FEATURED: Let's Embed Rawlings' Values In The National Psyche — Parliament...

16.11.2003 General News

Pay teachers 15% PRO allowance

Listen to article

The Presidential Committee on Education Reforms in Ghana has recommended a 15 percent allowance of basic salary to be paid to all licensed teachers in the country in recognition of their central role in educating the nation. In addition, teachers of technical, Vocational subjects should be paid an inducement allowance of 10 percent of their wages.

In order to attract high calibre teaching staff to the rural areas, teachers in deprived areas should be paid hardship allowance of 20 percent of their basic salary. “Specialist teachers in science and mathematics should be given five incremental credits at the point of entry,” according to wide-ranging recommendations made by the committee to attract teachers onto the field.

Recognizing the role of teachers as central to education reform process, the Presidential committee said teacher education should be of utmost concern to policy makers, education providers and all stakeholders in education.

“In the last two decades,” observed the committee in its report official report: Meeting the Challenges of Education in the Twenty First Century, “there have been frequent changes in the teacher education landscape as a result of weaknesses in the system.”

The committee found that absence of links between the needs of schools and teacher education has resulted in inadequate teacher preparation, lack of defined standards for teacher development and unattractiveness of the teacher education programme as a result of the length of time required for a senior secondary school graduate to acquire a diploma or a degree.

The committee also found among many negative tendencies militating against quality teaching staff that products of the 38 teacher training institutions “are not producing enough teachers for schools in the country.” There is also an absence of a well-structured continuous professional developing programme as an integral part of teacher training.

It recommended the setting up of a National Teaching Council to act as the co-ordinating and licensing body. “Teacher training colleges should be upgraded into diploma awarding institutions to be called Colleges of Education and affiliated to the teacher training universities.”

The committee asked the Ministry of Education to set up a vibrant and continuing education programme for teachers to enable them improve on their lot. The programme should enable teachers develop the culture of reading as well as the skills to impart to pupils.

“In view of the proposal to mainstream kindergarten education into the education system, the curriculum of teacher training colleges should be redesigned to provide electives for training pre-school teachers and a national Nursery Teacher Training Centre for pre-school attendants to be replicated in all the regions.

The 30-member committee said emphasis at teacher training institutions should be placed on mathematics and science as well as Information Communication Training, Creative Arts and Citizenship education and invited the Ministry of Education to encourage private sector participation in teacher education.
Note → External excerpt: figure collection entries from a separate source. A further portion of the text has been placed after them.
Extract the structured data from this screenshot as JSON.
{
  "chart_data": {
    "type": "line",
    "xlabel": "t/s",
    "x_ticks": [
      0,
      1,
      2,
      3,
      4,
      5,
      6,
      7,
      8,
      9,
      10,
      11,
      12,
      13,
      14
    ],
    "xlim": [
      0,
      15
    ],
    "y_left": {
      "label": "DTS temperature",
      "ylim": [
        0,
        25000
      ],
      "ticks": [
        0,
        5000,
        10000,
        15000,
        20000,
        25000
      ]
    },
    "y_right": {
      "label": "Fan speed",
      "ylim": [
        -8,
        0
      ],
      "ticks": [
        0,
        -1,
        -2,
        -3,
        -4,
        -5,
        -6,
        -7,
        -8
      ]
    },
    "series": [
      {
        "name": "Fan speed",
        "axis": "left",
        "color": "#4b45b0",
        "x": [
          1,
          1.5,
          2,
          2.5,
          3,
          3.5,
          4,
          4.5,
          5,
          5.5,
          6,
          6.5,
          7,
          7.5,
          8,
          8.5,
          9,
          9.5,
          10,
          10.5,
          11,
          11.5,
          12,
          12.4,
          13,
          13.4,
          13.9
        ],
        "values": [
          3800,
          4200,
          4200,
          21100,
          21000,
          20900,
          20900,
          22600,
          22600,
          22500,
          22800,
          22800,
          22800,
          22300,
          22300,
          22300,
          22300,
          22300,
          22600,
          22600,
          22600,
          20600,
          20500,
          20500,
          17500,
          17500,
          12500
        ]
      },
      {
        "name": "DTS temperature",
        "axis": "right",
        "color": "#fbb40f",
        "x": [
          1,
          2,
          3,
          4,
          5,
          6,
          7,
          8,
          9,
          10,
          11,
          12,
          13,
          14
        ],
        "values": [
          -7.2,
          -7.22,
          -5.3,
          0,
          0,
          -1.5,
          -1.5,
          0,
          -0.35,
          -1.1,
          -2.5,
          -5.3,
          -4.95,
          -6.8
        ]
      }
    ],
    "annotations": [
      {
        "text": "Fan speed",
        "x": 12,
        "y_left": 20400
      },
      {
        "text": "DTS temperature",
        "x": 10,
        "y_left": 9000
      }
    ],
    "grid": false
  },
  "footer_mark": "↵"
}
The committee established that “poor conditions of service and the low esteem accorded teachers have made it increasingly difficult to attract and retain teachers at all levels of the education system and asked for the general service condition of teachers to be improved through the payment of competitive salaries, provision of decent accommodation and enhanced retirement benefits.” It asked for the creating of job satisfaction condition through the supply and use of modern technology in teaching and learning.

The 30-member committee has Prof Jophus Anamuah-Mensah, Vice-Chancellor of the University of Education, Winneba as Chairman.

According to its official report, the committee examined the challenges of education and how they could respond to national developmental goal of poverty alleviation and wealth creation.

“The committee is of the view that the philosophy underlying the education system in Ghana should be the creation of well-balanced (intellectually, spiritually, emotionally, and physically) individuals with the requisite knowledge, skills, values and aptitudes for self-actualization and for the socio-economic and political transformation of the nation.”